This week’s Quote of the Fortnight is Halloween-themed, from Ray Bradbury’s novel Something Wicked This Way Comes, an atmospheric book about a dark carnival which comes to Green Town, Illinois just before Halloween. The novel went on to be highly influential and inspired much of Stephen King’s work in the horror genre. The quote comes from the opening of the novel, addressing the sentiments toward the months that children have, before taking a turn for the ominous.
“First of all it was October, a rare month for boys. Not that all months aren’t rare. But there be bad and good, as the pirates say. Take September, a bad month: school begins. Consider August, a good month: school hasn’t begun yet. July, well, July’s really fine: there’s no chance in the world for school. June, no doubting it, June’s best of all, for the school doors spring wide and September’s a billion years away.

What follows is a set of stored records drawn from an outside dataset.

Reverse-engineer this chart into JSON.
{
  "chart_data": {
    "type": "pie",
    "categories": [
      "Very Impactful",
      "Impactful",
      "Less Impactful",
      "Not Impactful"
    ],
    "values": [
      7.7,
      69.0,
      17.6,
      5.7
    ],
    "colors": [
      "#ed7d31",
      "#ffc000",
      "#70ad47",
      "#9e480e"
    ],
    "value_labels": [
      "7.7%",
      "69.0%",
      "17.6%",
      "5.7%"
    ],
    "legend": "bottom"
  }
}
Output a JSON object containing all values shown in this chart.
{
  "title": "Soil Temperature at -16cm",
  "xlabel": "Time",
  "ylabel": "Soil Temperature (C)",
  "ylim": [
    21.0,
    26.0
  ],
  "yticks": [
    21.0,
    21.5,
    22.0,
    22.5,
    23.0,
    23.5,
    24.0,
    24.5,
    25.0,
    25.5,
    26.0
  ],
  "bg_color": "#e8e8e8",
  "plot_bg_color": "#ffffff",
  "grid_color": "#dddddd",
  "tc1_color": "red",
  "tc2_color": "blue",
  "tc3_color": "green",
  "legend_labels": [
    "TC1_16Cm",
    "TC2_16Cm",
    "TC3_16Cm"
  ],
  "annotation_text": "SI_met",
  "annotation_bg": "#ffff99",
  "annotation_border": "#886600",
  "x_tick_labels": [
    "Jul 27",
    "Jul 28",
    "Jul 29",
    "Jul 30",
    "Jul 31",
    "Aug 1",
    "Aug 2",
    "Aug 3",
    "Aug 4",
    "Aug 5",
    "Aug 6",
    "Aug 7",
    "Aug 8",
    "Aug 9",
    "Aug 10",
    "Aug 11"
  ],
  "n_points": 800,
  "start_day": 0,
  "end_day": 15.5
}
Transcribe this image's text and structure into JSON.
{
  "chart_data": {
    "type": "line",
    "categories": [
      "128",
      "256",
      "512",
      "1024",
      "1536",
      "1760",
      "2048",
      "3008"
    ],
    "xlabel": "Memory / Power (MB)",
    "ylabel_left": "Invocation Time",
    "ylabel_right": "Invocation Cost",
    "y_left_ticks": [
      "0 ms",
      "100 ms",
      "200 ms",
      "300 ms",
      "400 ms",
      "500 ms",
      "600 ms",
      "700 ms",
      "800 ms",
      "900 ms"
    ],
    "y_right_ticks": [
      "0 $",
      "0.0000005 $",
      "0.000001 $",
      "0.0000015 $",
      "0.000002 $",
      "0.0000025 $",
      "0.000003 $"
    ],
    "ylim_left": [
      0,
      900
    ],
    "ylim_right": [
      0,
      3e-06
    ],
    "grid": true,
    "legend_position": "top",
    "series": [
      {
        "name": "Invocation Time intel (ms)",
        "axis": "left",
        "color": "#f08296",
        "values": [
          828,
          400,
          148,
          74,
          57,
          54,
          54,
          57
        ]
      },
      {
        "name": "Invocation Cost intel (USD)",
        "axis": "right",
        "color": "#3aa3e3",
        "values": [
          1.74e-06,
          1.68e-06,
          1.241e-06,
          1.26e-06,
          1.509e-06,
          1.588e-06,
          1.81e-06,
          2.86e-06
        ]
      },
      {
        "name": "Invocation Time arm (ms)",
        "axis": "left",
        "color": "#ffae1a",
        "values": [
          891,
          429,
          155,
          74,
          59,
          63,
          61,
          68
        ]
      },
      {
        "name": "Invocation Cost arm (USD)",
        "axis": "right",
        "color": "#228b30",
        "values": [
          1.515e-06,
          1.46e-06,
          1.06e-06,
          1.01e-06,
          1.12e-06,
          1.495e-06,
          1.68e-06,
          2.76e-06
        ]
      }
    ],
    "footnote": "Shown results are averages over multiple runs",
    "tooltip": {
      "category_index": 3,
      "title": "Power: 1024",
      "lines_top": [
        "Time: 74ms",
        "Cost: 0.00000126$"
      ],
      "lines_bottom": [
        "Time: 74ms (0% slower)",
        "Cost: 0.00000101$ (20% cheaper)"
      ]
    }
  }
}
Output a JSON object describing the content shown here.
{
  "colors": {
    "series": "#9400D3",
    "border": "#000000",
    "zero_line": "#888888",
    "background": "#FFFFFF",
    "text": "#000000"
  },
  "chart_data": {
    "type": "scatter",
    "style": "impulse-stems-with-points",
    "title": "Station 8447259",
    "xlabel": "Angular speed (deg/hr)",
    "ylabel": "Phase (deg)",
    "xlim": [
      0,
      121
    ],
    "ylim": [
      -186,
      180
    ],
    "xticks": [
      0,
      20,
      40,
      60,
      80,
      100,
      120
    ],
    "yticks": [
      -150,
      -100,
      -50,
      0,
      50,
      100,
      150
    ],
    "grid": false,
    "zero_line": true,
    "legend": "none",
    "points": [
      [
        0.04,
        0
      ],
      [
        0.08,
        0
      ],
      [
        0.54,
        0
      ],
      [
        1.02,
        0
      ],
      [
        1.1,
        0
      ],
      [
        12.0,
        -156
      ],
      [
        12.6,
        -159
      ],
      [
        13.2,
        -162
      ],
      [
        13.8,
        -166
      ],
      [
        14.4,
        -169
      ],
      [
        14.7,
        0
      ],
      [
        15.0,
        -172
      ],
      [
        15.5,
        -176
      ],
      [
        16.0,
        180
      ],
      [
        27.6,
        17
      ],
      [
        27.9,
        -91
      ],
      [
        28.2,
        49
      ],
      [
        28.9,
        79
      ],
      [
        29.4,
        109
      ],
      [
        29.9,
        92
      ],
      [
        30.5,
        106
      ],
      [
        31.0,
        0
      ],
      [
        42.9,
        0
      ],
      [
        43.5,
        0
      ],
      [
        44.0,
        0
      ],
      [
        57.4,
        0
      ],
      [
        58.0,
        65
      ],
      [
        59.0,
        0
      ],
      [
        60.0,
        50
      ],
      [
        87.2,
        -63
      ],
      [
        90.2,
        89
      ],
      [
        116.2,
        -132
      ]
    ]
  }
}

But you take October, now. School’s been on a month and you’re riding easier in the reins, jogging along. You got time to think of the garbage you’ll dump on old man Prickett’s porch, or the hairy ape costume you’ll wear to the YMCA the last night of the month. And if it’s around October twentieth and everything smoky-smelling and the sky orange and ash gray at twilight, it seems Halloween will never come in a fall of broomsticks and a soft flap of bedsheets around corners.
But one strange wild dark long year, Halloween came early.”
page 1, Something Wicked This Way Comes, 1962.